In [None]:
import torch

# If there's a GPU available...
if torch.cuda.is_available():    

    # Tell PyTorch to use the GPU.    
    device = torch.device("cuda")

    print('There are %d GPU(s) available.' % torch.cuda.device_count())

    print('We will use the GPU:', torch.cuda.get_device_name(0))

# If not...
else:
    print('No GPU available, using the CPU instead.')
    device = torch.device("cpu")

In [None]:
with torch.no_grad():
    torch.cuda.empty_cache()

In [None]:
!pip install sentencepiece
!pip install transformers

In [None]:
from google.colab import drive
drive.mount('/content/drive/')

In [None]:
import numpy as np
import pandas as pd

In [None]:
pip install openpyxl

In [None]:
traind = pd.read_excel("C:/Users/MSI/Desktop/BFRD/Final/nlpaug/nlpaug_0augmented_train.xlsx",engine='openpyxl')
vald = pd.read_excel("C:/Users/MSI/Desktop/BFRD/Final/nlpaug/nlpaug_0augmented_val.xlsx",engine='openpyxl')
testd = pd.read_excel("C:/Users/MSI/Desktop/BFRD/Final/nlpaug/nlpaug_0augmented_test.xlsx",engine='openpyxl')

In [None]:
traind.head()

In [None]:
# Get the lists of sentences and their labels.
train_sentences = traind.Review.values
train_labels = traind.Label.values
val_sentences = vald.Review.values
val_labels = vald.Label.values
test_sentences = testd.Review.values
test_labels = testd.Label.values

# 3. Tokenization & Input Formatting

In this section, we'll transform our dataset into the format that BERT can be trained on.

In [None]:
from transformers import BertTokenizer, AutoTokenizer

# Load the BERT tokenizer.
print('Loading BERT tokenizer...')
tokenizer = AutoTokenizer.from_pretrained('neuropark/sahajBERT')

In [None]:
# Print the original sentence.
print(' Original: ', train_sentences[0])

# Print the sentence split into tokens.
print('Tokenized: ', tokenizer.tokenize(train_sentences[0]))
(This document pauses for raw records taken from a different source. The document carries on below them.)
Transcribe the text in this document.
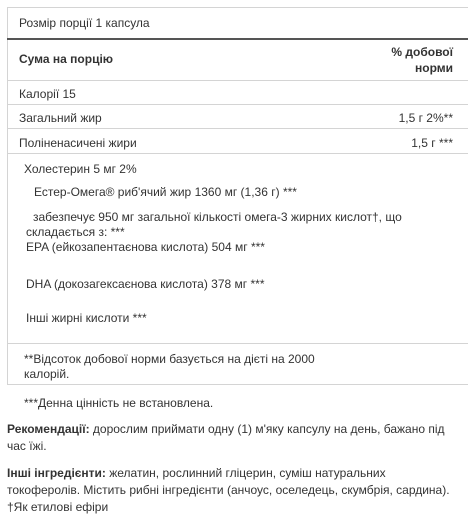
Розмір порції 1 капсула
Сума на порцію	% добової
норми
Калорії 15
Загальний жир	1,5 г 2%**
Поліненасичені жири	1,5 г ***
Холестерин 5 мг 2%
Естер-Омега® риб'ячий жир 1360 мг (1,36 г) ***
забезпечує 950 мг загальної кількості омега-3 жирних кислот†, що складається з: ***
EPA (ейкозапентаєнова кислота) 504 мг ***
DHA (докозагексаєнова кислота) 378 мг ***
Інші жирні кислоти ***
**Відсоток добової норми базується на дієті на 2000 калорій.
***Денна цінність не встановлена.
Рекомендації: дорослим приймати одну (1) м'яку капсулу на день, бажано під час їжі.
Інші інгредієнти: желатин, рослинний гліцерин, суміш натуральних токоферолів. Містить рибні інгредієнти (анчоус, оселедець, скумбрія, сардина). †Як етилові ефіри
# Print the sentence mapped to token ids.
print('Token IDs: ', tokenizer.convert_tokens_to_ids(tokenizer.tokenize(train_sentences[0])))

In [None]:
max_len = 0

# For every sentence...
for sent in train_sentences:

    # Tokenize the text and add `[CLS]` and `[SEP]` tokens.
    input_ids = tokenizer.encode(sent, add_special_tokens=True)

    # Update the maximum sentence length.
    max_len = max(max_len, len(input_ids))
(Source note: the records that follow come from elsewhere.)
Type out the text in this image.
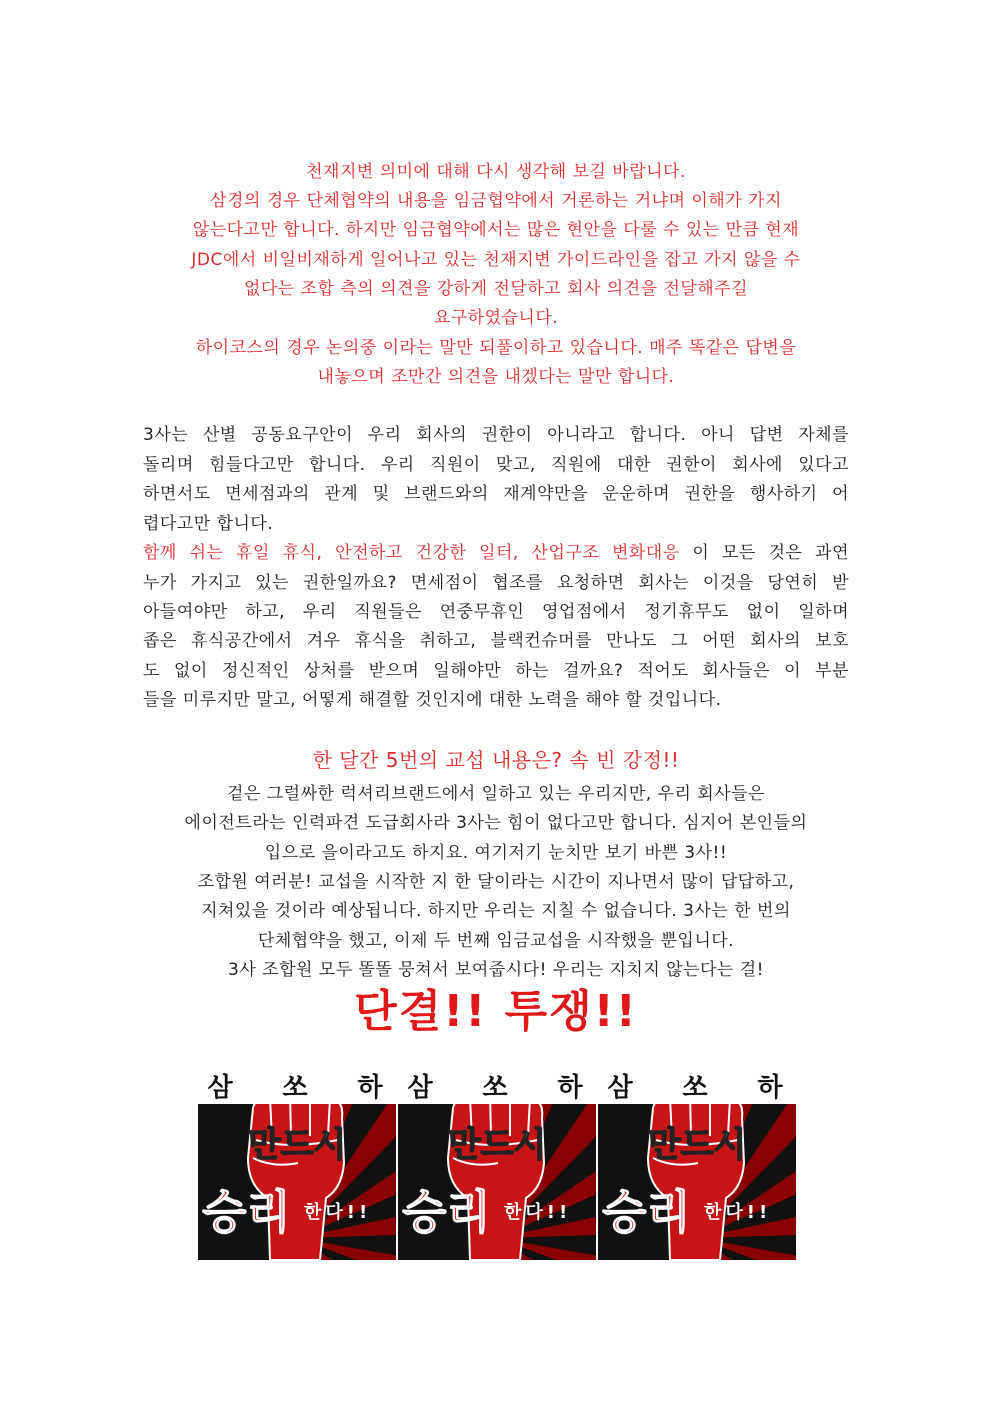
천재지변 의미에 대해 다시 생각해 보길 바랍니다.
삼경의 경우 단체협약의 내용을 임금협약에서 거론하는 거냐며 이해가 가지
않는다고만 합니다. 하지만 임금협약에서는 많은 현안을 다룰 수 있는 만큼 현재
JDC에서 비일비재하게 일어나고 있는 천재지변 가이드라인을 잡고 가지 않을 수
없다는 조합 측의 의견을 강하게 전달하고 회사 의견을 전달해주길
요구하였습니다.
하이코스의 경우 논의중 이라는 말만 되풀이하고 있습니다. 매주 똑같은 답변을
내놓으며 조만간 의견을 내겠다는 말만 합니다.
3사는 산별 공동요구안이 우리 회사의 권한이 아니라고 합니다. 아니 답변 자체를
돌리며 힘들다고만 합니다. 우리 직원이 맞고, 직원에 대한 권한이 회사에 있다고
하면서도 면세점과의 관계 및 브랜드와의 재계약만을 운운하며 권한을 행사하기 어
렵다고만 합니다.
함께 쉬는 휴일 휴식, 안전하고 건강한 일터, 산업구조 변화대응 이 모든 것은 과연
누가 가지고 있는 권한일까요? 면세점이 협조를 요청하면 회사는 이것을 당연히 받
아들여야만 하고, 우리 직원들은 연중무휴인 영업점에서 정기휴무도 없이 일하며
좁은 휴식공간에서 겨우 휴식을 취하고, 블랙컨슈머를 만나도 그 어떤 회사의 보호
도 없이 정신적인 상처를 받으며 일해야만 하는 걸까요? 적어도 회사들은 이 부분
들을 미루지만 말고, 어떻게 해결할 것인지에 대한 노력을 해야 할 것입니다.
한 달간 5번의 교섭 내용은? 속 빈 강정!!
겉은 그럴싸한 럭셔리브랜드에서 일하고 있는 우리지만, 우리 회사들은
에이전트라는 인력파견 도급회사라 3사는 힘이 없다고만 합니다. 심지어 본인들의
입으로 을이라고도 하지요. 여기저기 눈치만 보기 바쁜 3사!!
조합원 여러분! 교섭을 시작한 지 한 달이라는 시간이 지나면서 많이 답답하고,
지쳐있을 것이라 예상됩니다. 하지만 우리는 지칠 수 없습니다. 3사는 한 번의
단체협약을 했고, 이제 두 번째 임금교섭을 시작했을 뿐입니다.
3사 조합원 모두 똘똘 뭉쳐서 보여줍시다! 우리는 지치지 않는다는 걸!
단결!! 투쟁!!
삼 쏘 하
만드시
승리 한다!!
삼 쏘 하
만드시
승리 한다!!
삼 쏘 하
만드시
승리 한다!!
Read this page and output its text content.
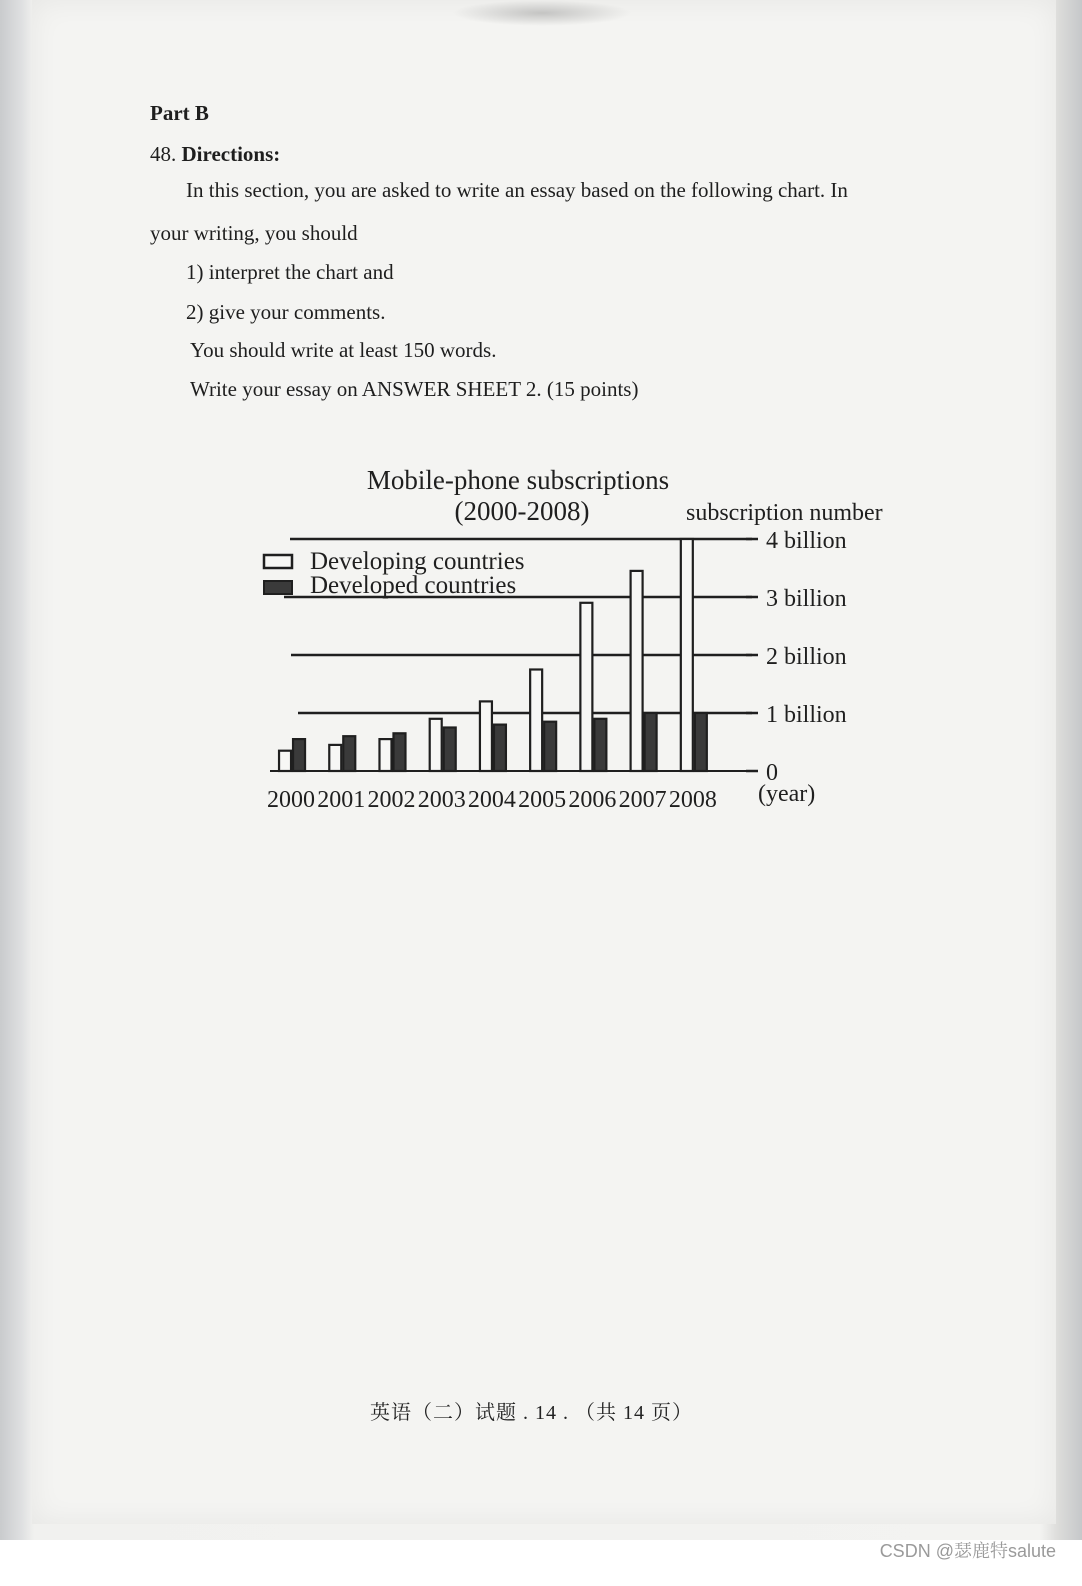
Part B
48. Directions:
In this section, you are asked to write an essay based on the following chart. In
your writing, you should
1) interpret the chart and
2) give your comments.
You should write at least 150 words.
Write your essay on ANSWER SHEET 2. (15 points)
Mobile-phone subscriptions
(2000-2008)	subscription number
0
1 billion
2 billion
3 billion
4 billion
2000 2001 2002 2003 2004 2005 2006 2007 2008 (year)
Developing countries
Developed countries
英语（二）试题 . 14 . （共 14 页）
CSDN @瑟鹿特salute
print('Max sentence length: ', max_len)

In [None]:
# Tokenize all of the sentences and map the tokens to thier word IDs.
train_input_ids = []
train_attention_masks = []
val_input_ids = []
val_attention_masks = []
test_input_ids = []
test_attention_masks = []
# For every sentence...
for sent in train_sentences:
    encoded_dict = tokenizer.encode_plus(
                        sent,                      # Sentence to encode.
                        add_special_tokens = True, # Add '[CLS]' and '[SEP]'
                        max_length = 512,           # Pad & truncate all sentences.
                        pad_to_max_length = True,
                        return_attention_mask = True,   # Construct attn. masks.
                        return_tensors = 'pt',     # Return pytorch tensors.
                   )   
    train_input_ids.append(encoded_dict['input_ids'])
    train_attention_masks.append(encoded_dict['attention_mask'])
# Convert the lists into tensors.
train_input_ids = torch.cat(train_input_ids, dim=0)
train_attention_masks = torch.cat(train_attention_masks, dim=0)
train_labels = torch.tensor(train_labels)
for sent in val_sentences:
    encoded_dict = tokenizer.encode_plus(
                        sent,                      # Sentence to encode.
                        add_special_tokens = True, # Add '[CLS]' and '[SEP]'
                        max_length = 512,           # Pad & truncate all sentences.
                        pad_to_max_length = True,
                        return_attention_mask = True,   # Construct attn. masks.
                        return_tensors = 'pt',     # Return pytorch tensors.
                   )   
    val_input_ids.append(encoded_dict['input_ids'])
    val_attention_masks.append(encoded_dict['attention_mask'])
val_input_ids = torch.cat(val_input_ids, dim=0)
val_attention_masks = torch.cat(val_attention_masks, dim=0)
val_labels = torch.tensor(val_labels)
for sent in test_sentences:
    encoded_dict = tokenizer.encode_plus(
                        sent,                      # Sentence to encode.
                        add_special_tokens = True, # Add '[CLS]' and '[SEP]'
                        max_length = 512,           # Pad & truncate all sentences.
                        pad_to_max_length = True,
                        return_attention_mask = True,   # Construct attn. masks.
                        return_tensors = 'pt',     # Return pytorch tensors.
                   )   
    test_input_ids.append(encoded_dict['input_ids'])
    test_attention_masks.append(encoded_dict['attention_mask'])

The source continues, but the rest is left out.